Onde estão os comunistas? Nunca como hoje foi tão necessária a presença de comunistas, herdeiros do legado de Lenine, que contribuam decisivamente para esclarecerem as massas de que o voto no Chega é contribuir para mais um ataque burguês ao que se conquistou em Abril e que ainda não foi cortado; é preciso esclarecer a classe trabalhadora a unir-se e forçar os reformistas a reconhecerem a sua cobardia, mas também mostrando que há uma alternativa ao capitalismo e às suas políticas reacionárias neoliberais. 

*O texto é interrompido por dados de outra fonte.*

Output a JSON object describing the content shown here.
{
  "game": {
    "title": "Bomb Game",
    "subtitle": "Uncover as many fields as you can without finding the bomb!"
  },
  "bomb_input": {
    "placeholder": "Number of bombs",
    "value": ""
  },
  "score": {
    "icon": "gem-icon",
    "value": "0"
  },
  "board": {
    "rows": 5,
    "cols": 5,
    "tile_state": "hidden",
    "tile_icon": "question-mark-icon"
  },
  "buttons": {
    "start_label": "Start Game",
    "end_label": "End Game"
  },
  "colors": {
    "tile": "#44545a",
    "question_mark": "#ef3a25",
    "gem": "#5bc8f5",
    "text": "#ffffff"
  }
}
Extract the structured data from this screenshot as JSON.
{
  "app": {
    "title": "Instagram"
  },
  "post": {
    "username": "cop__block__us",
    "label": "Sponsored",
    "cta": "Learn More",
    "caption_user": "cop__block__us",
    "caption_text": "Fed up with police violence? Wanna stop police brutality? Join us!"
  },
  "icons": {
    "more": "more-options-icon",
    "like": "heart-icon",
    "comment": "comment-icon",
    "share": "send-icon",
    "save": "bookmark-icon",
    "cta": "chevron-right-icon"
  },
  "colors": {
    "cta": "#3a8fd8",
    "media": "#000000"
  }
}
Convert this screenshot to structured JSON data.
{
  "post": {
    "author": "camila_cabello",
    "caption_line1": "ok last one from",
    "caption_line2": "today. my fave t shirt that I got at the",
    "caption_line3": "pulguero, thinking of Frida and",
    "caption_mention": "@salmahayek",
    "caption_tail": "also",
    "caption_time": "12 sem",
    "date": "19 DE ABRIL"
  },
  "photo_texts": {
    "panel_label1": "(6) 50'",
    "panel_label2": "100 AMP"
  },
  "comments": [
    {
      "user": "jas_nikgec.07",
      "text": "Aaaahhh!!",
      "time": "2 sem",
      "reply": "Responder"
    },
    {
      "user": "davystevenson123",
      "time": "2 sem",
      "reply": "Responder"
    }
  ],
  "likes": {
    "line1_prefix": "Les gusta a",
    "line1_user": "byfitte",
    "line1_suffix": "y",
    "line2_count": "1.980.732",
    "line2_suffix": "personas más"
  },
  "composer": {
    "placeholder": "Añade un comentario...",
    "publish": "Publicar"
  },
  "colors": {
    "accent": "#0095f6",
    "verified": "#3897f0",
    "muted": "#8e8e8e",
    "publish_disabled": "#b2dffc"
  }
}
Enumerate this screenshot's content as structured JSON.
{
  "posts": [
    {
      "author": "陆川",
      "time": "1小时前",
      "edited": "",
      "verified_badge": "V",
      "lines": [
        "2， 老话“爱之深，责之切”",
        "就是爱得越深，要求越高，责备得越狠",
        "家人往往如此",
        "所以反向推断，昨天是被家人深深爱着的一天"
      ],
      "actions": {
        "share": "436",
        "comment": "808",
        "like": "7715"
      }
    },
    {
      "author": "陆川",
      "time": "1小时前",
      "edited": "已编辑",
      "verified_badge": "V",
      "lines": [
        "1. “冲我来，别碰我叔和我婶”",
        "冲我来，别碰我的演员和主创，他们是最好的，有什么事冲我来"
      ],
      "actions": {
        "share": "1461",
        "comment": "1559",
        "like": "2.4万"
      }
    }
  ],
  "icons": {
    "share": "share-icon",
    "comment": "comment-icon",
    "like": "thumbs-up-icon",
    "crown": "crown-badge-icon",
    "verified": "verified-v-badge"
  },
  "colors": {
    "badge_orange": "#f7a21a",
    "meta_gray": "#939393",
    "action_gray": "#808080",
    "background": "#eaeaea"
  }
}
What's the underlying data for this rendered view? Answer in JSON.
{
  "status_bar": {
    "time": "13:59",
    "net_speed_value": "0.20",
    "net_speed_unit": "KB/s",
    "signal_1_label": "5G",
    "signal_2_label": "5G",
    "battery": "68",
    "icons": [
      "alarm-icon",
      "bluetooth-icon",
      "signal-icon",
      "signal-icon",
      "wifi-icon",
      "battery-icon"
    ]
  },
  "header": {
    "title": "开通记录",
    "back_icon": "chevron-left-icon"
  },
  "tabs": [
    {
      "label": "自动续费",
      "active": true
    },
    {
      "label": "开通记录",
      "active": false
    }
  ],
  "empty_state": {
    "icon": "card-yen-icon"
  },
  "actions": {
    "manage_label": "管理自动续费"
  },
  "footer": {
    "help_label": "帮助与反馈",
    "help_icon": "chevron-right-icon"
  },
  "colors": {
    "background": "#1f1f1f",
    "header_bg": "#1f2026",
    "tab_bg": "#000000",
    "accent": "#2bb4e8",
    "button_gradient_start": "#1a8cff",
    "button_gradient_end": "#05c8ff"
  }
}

Cientes da necessidade de voltarmos a Lenine e aproveitando o centenário da sua morte, o Coletivo Marxista dedicou um ciclo de tertúlias que terminou em 28 de janeiro, onde discutimos as suas obras fundamentais e como aplicar aos nossos dias os mesmos princípios de análise e luta, como se processa a dominação da classe dominante, nacional e internacional, e como pode a classe trabalhadora libertar-se. 

O nosso trabalho não termina aqui, e é necessário que cada comunista contribua no esclarecimento de quem ainda não está consciente do chicote que o força à precariedade e aos baixos salários, mostrando que não são os imigrantes a culpa da sua condição, mas que o jogo está viciado. Precisamos alertar que a verdadeira luta pelo povo não é a defesa de um conjunto de normas legais burguesas, mas a conquista do poder pela classe trabalhadora. 

Urge construir uma unidade no seio da classe trabalhadora que force a extrema-direita a não sair do seu covil e nem ousar amedrontar os trabalhadores, independentemente da sua origem nacional, e que não são meias medidas que resolvem o problema. 

As estratégias pacifistas e legalistas não resolvem o problema dos constantes ressurgimentos da extrema-direita; fechar estabelecimentos comerciais para os proteger de marchas neonazis, não é o caminho; querer consertar o capitalismo e proteger uma constituição burguesa (impotente para banir organizações fascistas, que supostamente proíbe) é manter-se no mesmo erro esperando resultados diferentes. 

O caminho é organizar e mobilizar a classe trabalhadora para as tarefas imediatas de fazer recuar os reacionários fascistas e lutar contra a crise económica e social, mas também para a necessidade de conquistar o poder e passarmos a controlar os meios de produção para, à escala internacional, criarmos as condições económicas e sociais necessárias para transitarmos para o socialismo. 

Se a única coisa que temos a perder são as correntes que nos aprisionam, então lutemos pela revolução!